The medical instrument installation identification method further comprises the following steps: detecting an installation included angle between a magnetic pole direction of the permanent magnet 151 and an axis 160 of the medical instrument, wherein the magnetic pole direction of the permanent magnet 151 is an extending direction of a north-south polar axis 156 of the permanent magnet 151; and judging the type of the medical instrument 01 according to the installation included angle.
The specific procedure of the medical instrument installation recognition method, including the installation alignment detection method, the detection of the installation angle, and the like, refer to the description of the operation procedure of the medical instrument installation recognition apparatus 10 in the previous embodiment, and will not be repeated here.
The embodiment of the invention also provides a surgical robot device, which comprises: a surgical operation arm, and any of the medical instrument attachment identification devices 10 provided in the embodiments of the present invention.
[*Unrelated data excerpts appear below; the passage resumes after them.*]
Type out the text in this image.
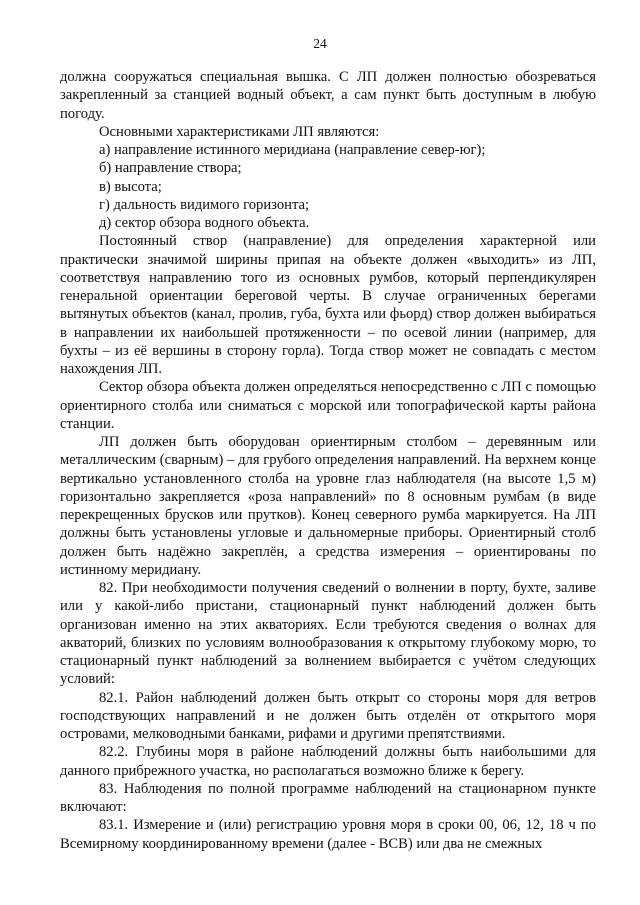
24

должна сооружаться специальная вышка. С ЛП должен полностью обозреваться закрепленный за станцией водный объект, а сам пункт быть доступным в любую погоду.

Основными характеристиками ЛП являются:

а) направление истинного меридиана (направление север-юг);

б) направление створа;

в) высота;

г) дальность видимого горизонта;

д) сектор обзора водного объекта.

Постоянный створ (направление) для определения характерной или практически значимой ширины припая на объекте должен «выходить» из ЛП, соответствуя направлению того из основных румбов, который перпендикулярен генеральной ориентации береговой черты. В случае ограниченных берегами вытянутых объектов (канал, пролив, губа, бухта или фьорд) створ должен выбираться в направлении их наибольшей протяженности – по осевой линии (например, для бухты – из её вершины в сторону горла). Тогда створ может не совпадать с местом нахождения ЛП.

Сектор обзора объекта должен определяться непосредственно с ЛП с помощью ориентирного столба или сниматься с морской или топографической карты района станции.

ЛП должен быть оборудован ориентирным столбом – деревянным или металлическим (сварным) – для грубого определения направлений. На верхнем конце вертикально установленного столба на уровне глаз наблюдателя (на высоте 1,5 м) горизонтально закрепляется «роза направлений» по 8 основным румбам (в виде перекрещенных брусков или прутков). Конец северного румба маркируется. На ЛП должны быть установлены угловые и дальномерные приборы. Ориентирный столб должен быть надёжно закреплён, а средства измерения – ориентированы по истинному меридиану.

82. При необходимости получения сведений о волнении в порту, бухте, заливе или у какой-либо пристани, стационарный пункт наблюдений должен быть организован именно на этих акваториях. Если требуются сведения о волнах для акваторий, близких по условиям волнообразования к открытому глубокому морю, то стационарный пункт наблюдений за волнением выбирается с учётом следующих условий:

82.1. Район наблюдений должен быть открыт со стороны моря для ветров господствующих направлений и не должен быть отделён от открытого моря островами, мелководными банками, рифами и другими препятствиями.

82.2. Глубины моря в районе наблюдений должны быть наибольшими для данного прибрежного участка, но располагаться возможно ближе к берегу.

83. Наблюдения по полной программе наблюдений на стационарном пункте включают:

83.1. Измерение и (или) регистрацию уровня моря в сроки 00, 06, 12, 18 ч по Всемирному координированному времени (далее - ВСВ) или два не смежных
The medical instrument attachment identifying device 10 is attached to and detachably connected to the distal end of the surgical operation arm.
Fig. 8 is a schematic view of another surgical robot apparatus according to an embodiment of the present invention, in which only one mechanical arm 1001 is installed.
Fig. 10 is a schematic view of another surgical robotic device provided in an embodiment of the present invention. Referring to fig. 10, the surgical robot 1000 may further include a plurality of surgical operation arms, and the medical instrument installation recognition apparatus 10 according to the embodiment of the present invention may be connected to one of the plurality of surgical operation arms, for example. Or the surgical robot 1000 includes a plurality of surgical execution components provided in the embodiments of the present invention, and the plurality of surgical operation arms are connected with the surgical execution components in a one-to-one correspondence. Taking the example that the surgical robot 1000 includes four surgical operation arms 1001/1002/1003/1004, different types of surgical instruments can be mounted on the four surgical operation arms 1001/1002/1003/1004, for example, surgical knives (such as electric knives or ultrasonic knives), endoscopes, hemostats and the like can be included, so as to meet the surgical requirements.
It should be noted that, without conflict, features of the various embodiments of the present invention may be combined to create new embodiments.
The foregoing is merely exemplary embodiments of the present invention and is not intended to limit the scope of the invention, which is defined by the appended claims.